Storage pool levels in an over-subscribed environment is probably the first and most important metric of the SAN that you should be monitoring, and setting up automatic alerts via email is a simple way to make that monitoring "hassle free".
Determine A Schedule For Occasional Storage Reclamation
If you have experience using Thin Provisioning today, you may have noticed that deleting large files doesn't cause a corresponding reduction in provisioning for the associated LUN. Indeed, even deleting the file system doesn't release the provisioned storage. That's normal, considering block level storage devices (disks, SAN LUNs) don't have a "delete" command... they can only be mounted, unmounted, read, written. Indeed, deleting files from a file system actually results in writes to the disk typically, the file system writes a bit in its catalog indicating the file is "deleted".
In short, storage thin-provisioned to a volume remains with the volume for its life, unless the vendor has a means of identifying and reclaiming provisioned Storage Allocation Units no longer in use.
As far as I know, as of today the only vendor offering a reclamation feature for Thin Provisioned volumes is DataCore. Their SANmelody and SANsymphony packages have a reclamation utility that can be used to return provisioned but unused storage allocation units back to their associated pools. The utility can be called by script or set up to run as a scheduled task.
Depending on provisioning trends in your environment, you may find you never need to reclaim storage. On the other hand, you may find that you can benefit from occasional or scheduled reclamation.

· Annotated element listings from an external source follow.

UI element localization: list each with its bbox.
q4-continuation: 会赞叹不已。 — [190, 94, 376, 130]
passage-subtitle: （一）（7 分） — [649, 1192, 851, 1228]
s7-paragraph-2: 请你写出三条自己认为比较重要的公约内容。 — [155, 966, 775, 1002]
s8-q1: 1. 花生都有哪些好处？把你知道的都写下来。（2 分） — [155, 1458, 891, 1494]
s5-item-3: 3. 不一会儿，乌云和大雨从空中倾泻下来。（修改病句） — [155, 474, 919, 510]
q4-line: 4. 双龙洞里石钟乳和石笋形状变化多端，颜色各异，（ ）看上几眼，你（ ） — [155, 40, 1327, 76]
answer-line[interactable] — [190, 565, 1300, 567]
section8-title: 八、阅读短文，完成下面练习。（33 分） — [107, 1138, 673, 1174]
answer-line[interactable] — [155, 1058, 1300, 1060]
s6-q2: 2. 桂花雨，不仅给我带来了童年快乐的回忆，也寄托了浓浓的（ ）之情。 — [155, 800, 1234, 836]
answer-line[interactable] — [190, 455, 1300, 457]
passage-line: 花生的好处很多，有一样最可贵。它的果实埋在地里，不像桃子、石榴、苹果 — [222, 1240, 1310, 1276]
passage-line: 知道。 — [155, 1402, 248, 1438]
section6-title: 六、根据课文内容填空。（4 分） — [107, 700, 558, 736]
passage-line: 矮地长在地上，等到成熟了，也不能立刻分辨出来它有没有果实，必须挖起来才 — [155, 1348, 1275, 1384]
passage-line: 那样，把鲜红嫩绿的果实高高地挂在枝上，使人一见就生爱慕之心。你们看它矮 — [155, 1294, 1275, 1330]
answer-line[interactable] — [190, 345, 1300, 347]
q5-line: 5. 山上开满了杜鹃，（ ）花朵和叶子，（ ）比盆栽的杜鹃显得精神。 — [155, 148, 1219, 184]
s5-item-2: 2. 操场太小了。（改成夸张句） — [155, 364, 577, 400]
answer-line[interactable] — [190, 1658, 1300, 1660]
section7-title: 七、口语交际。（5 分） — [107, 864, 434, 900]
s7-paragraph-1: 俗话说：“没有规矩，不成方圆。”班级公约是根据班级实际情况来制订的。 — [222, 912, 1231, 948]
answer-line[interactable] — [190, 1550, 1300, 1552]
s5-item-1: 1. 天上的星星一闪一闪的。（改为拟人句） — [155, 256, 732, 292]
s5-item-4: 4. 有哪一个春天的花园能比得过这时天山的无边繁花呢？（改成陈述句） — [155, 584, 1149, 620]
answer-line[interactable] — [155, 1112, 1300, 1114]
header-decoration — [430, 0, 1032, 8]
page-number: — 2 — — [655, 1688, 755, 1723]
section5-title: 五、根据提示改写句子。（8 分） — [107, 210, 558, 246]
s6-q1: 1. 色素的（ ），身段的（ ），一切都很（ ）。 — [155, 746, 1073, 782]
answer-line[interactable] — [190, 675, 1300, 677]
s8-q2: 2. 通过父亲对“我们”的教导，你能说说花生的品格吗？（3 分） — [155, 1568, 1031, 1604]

If you find that your pools are frequently depleting and requiring reclamation, you probably need to do some analysis to find out what is causing the depletion. Here are few possibilities you might want to look into:
|Possible Causes||Possible Solutions|
|• Defragmenting volumes causing excessive provisioning||• Don't defragment SAN volumes. Read this white paper on defragmenting SAN storage.|
|• Snapshots of NTFS volumes mysteriously growing at unexpected rate.||• Verify that the snapshot volumes' associated pool has a provisioning granularity that is suitable for snapshots. Many vendors snapshot implementations copy only small chunks (e.g. 64KB) from when a Copy-On-First-Write occurs. Consider a snapshot pool with a 1MB or 2MB SAU size.|
|• May be related to Last Access Writes. Read this white paper on the subject.|
|• If the snapshots are of Boot From SAN volumes, the snaps may be growing due to writes to associated page files, temp caches, etc.|
|• Is someone performing some action (Defragmentation, Restore From Backup, etc.) on the snapshot's associated source volume? Such actions cause "Copy On First Writes", which is the expected behavior of the snapshot.|
|• VMFS volumes mysteriously growing at unexpected rate.||• Do you have active ESX snapshots on the VMs? Each and every write to a VMDK with an active snapshot will cause the snapshot file to grow... thus resulting in additional provisioning on the VMFS file system's associated LUN.|
|• Unless you are reserving memory for your VM's, ESX will create a swap file equal to the size of the machine's RAM when the VM is started. If your ESX hosts are limited on memory, as a last resort, ESX will swap unused pages out to the swap file. This phenomenon is typically associated with poor performance from your VMs.|
Storage Pooling and Thin Provisioning are very powerful tools in a SAN environment, and when
used properly will considerably simplify storage management. Understanding how Thin Provisioning
works and following the best practices above will make a big difference in your experience. Hopefully
this paper will be of some value for you.